In the Sri Lanka home summer of 2019, Karunaratne scored an imperious fourth innings century against New Zealand to seal a series draw against a side on their march to World Test Champions status.
Across the latest WTC cycle, Dimuth Karunaratne scored 1,054 runs – one of only nine players whose tally reached four figures. Of those above him, all played at least three more innings than he did. He sits atop the list of Sri Lanka run scorers, equal on centuries (two) with Dinesh Chandimal.
The innings out of those two centuries which most fittingly depicts Karunaratne’s temperament and how he should be remembered, was his lone effort in a losing cause at the Chinnaswamy. Under immense pressure from Jasprit Bumrah, Mohammad Shami and India’s triumvirate of spinners, he held out for 174 balls. The majority of his side failed to reach double figures.
That innings was ugly. Plays and misses, a treacherous surface on which India’s greatest ever bowling attack secured a victory inside three days. But it was definitive of who Karunaratne is as a player. Sri Lanka’s Test side is full of those who appear more naturally gifted than Karunaratne. Angelo Matthews, Chandimal, Kusal Mendis – all of these can flaunt their shots and superior aesthetic. But, by churning out a continuous flow of runs over the last few years, Karunaratne has elevated himself above all of them.
He now has 16 Test hundreds, his latest coming today (April 27th) on a flat (and that’s an understatement) pitch at Galle. Since January 2020, his Test average reads 55.34, only second to Usman Khawaja among openers in that timeframe. Of all batters, only Joe Root has more Test centuries in the last three-and-a-half years.
It’s a long way from where he started his Test career in 2012.
He made a duck in his first Test innings and, almost three years and 13 matches into his Test career, had not scored a century. But, after he finally crossed three figures in Christchurch, he definitively threw off the constraints of the wait. Two more centuries came the following year and, in 2017, he passed 1,000 Test runs in a calendar year for the first time.
Perhaps the most interesting Karunaratne stat is that six of his hundreds have come in losing causes. Only eight players boast more than that. The image he has of a lone stand in a somewhat inconsistent side making a stand embodies that of a leader.
At 35, Karunaratne’s career is in its final throws. He told reporters last month that he had asked the Sri Lanka selectors to step down as captain after the current series against Ireland is complete.

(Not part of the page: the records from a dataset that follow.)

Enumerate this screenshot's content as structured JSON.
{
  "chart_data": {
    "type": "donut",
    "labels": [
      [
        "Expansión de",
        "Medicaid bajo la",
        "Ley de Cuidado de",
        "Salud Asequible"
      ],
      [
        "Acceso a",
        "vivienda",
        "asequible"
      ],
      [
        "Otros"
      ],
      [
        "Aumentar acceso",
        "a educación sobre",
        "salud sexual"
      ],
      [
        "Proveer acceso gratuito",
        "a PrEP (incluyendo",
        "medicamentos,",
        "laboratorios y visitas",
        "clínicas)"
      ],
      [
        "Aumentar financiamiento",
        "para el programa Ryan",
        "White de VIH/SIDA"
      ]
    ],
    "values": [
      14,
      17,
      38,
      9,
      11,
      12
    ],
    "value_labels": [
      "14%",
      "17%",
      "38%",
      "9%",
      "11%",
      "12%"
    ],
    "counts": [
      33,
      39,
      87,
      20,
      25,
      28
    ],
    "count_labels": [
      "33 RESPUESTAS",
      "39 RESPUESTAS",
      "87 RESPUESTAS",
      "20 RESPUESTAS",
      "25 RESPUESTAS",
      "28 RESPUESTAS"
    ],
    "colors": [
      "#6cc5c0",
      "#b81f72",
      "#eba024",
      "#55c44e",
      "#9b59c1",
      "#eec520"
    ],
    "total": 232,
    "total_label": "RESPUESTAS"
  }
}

“In the next WTC cycle, you’ve got to do two years,” he said. “My preference is to hand over to a new leader after the next series.”
When he retires he will leave a hole at the top of Sri Lanka’s Test side that extends far beyond the runs they will miss. Only Sanath Jayasuriya, Arjuna Ranatunga, Jayawardene and Matthews have more Test wins among Sri Lanka captains. Given the context of where Sri Lanka were when Karunaratne took over, the heights to which he has taken them and the manner in which he has done it, he deserves to be remembered as one of their finest.